The following items remain for future development:

- **Full Array API compliance** — The `compat/` module handles NumPy and objects with `.numpy()` / `.get()` methods. Explicit CuPy and PyTorch tensor support requires additional testing.
- **Real distributed deployment** — All estimators are simulation-only (in-process). End-to-end testing with a real multi-process Flower deployment is not yet covered.
- **`FederatedGBTClassifier` with Flower path** — Current GBT uses local-only training.
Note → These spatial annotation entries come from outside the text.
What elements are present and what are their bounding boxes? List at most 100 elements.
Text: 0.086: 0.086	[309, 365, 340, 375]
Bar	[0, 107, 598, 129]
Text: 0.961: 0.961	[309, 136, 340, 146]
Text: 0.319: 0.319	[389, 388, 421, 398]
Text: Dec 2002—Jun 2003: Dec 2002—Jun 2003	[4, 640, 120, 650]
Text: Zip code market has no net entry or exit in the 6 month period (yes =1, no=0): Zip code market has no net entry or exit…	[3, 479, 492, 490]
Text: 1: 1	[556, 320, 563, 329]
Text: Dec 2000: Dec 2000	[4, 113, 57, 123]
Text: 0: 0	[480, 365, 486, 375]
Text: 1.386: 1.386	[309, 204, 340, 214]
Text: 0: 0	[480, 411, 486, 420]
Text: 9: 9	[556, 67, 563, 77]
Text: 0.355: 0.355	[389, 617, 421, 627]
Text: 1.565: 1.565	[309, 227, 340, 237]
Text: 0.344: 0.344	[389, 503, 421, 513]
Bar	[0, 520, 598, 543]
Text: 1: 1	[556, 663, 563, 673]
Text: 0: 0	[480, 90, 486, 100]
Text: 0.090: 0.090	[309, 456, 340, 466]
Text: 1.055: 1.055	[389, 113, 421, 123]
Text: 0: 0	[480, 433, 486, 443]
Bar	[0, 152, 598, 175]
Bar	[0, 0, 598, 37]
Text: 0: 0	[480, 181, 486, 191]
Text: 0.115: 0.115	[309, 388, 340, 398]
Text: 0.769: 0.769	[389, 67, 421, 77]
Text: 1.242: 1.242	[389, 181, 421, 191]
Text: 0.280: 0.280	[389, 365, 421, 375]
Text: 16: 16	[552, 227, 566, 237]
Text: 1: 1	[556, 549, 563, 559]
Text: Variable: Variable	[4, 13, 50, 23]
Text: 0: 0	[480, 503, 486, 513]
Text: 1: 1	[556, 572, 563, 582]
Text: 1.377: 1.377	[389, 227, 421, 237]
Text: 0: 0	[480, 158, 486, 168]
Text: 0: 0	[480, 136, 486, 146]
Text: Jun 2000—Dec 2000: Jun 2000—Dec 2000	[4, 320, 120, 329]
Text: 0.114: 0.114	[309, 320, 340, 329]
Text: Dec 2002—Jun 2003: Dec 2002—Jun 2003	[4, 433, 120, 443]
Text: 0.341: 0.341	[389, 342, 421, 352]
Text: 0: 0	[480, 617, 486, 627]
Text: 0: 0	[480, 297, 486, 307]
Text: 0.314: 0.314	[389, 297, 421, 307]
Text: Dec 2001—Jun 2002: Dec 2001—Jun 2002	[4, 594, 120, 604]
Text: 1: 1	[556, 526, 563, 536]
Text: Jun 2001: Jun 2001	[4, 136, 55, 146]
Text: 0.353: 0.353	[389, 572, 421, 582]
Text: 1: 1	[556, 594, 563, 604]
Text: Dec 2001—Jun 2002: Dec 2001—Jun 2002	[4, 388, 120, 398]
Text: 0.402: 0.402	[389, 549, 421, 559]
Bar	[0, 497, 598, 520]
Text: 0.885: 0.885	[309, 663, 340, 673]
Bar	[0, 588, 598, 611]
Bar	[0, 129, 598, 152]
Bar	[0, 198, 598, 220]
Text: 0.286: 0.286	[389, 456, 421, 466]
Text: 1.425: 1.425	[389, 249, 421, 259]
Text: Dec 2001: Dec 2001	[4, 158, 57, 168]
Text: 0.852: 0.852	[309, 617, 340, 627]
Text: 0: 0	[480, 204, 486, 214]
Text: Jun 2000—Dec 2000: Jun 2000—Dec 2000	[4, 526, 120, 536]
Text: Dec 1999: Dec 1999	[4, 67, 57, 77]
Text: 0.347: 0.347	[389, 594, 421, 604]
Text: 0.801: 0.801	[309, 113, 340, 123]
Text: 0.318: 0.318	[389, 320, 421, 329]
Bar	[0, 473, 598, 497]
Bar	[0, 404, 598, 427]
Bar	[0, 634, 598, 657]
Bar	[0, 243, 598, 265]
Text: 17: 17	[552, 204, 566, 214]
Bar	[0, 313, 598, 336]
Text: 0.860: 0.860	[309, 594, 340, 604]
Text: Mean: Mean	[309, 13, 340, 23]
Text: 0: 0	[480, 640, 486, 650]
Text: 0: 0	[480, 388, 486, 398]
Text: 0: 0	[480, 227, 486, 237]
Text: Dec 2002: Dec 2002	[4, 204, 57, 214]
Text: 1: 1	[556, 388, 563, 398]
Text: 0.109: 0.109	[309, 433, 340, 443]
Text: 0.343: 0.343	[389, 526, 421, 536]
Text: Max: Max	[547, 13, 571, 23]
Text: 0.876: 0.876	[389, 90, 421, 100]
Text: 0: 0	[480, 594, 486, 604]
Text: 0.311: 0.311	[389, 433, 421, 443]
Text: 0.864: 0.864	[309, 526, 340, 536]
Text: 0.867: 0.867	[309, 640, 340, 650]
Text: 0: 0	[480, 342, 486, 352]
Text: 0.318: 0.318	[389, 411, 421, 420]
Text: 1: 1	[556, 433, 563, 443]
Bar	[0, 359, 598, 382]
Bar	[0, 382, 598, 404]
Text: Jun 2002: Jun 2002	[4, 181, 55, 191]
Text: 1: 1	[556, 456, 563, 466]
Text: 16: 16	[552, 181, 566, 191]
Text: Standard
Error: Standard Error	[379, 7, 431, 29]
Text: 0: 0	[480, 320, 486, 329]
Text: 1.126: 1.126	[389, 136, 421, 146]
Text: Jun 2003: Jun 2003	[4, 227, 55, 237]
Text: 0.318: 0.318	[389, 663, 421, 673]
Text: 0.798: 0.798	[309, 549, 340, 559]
Adding `use_flower=True` support with `FedGBTBagging` strategy would enable communication tracking for GBT.
- **Advanced privacy composition** — Integration with `opacus` for training-level DP (currently only post-hoc noise wrappers exist).

---

## Development

```bash
# Create and activate virtual environment
uv sync
.venv\Scripts\Activate.ps1    # Windows
source .venv/bin/activate      # Linux / macOS

# Run the full test suite
pytest tests/ -v

# Verify sklearn estimator compliance for all estimators
python -c "
from sklearn.utils.estimator_checks import check_estimator
from flwr_trees import (
    FederatedRandomForestClassifier, FederatedRandomForestRegressor,
    FederatedXGBClassifier, FederatedXGBRegressor,
    FederatedHistogramRFClassifier,
    FederatedGBTClassifier, FederatedGBTRegressor,
)
for cls in [FederatedRandomForestClassifier, FederatedRandomForestRegressor,
            FederatedXGBClassifier, FederatedXGBRegressor,
            FederatedHistogramRFClassifier,
            FederatedGBTClassifier, FederatedGBTRegressor]:
    check_estimator(cls())
    print(f'{cls.__name__}: PASSED')
"

# Run communication benchmark (Figure 1 data)
python benchmarks/communication_benchmark.py

# Run real-world benchmark (skip large HIGGS download)
python benchmarks/real_world_benchmark.py --skip-higgs

# Lint
ruff check src/
```

---

## Citation

If you use flwr-trees in research, please cite:

```bibtex
@software{flwr_trees_2025,
  author = {Mauktik},
  title = {flwr-trees: Federated Learning with Tree-Based Models},
  year = {2026},
  url = {https://github.com/MAUK9086/flwr-trees},
}
```

---

## License

Apache License 2.0. See `pyproject.toml` for full classifier metadata.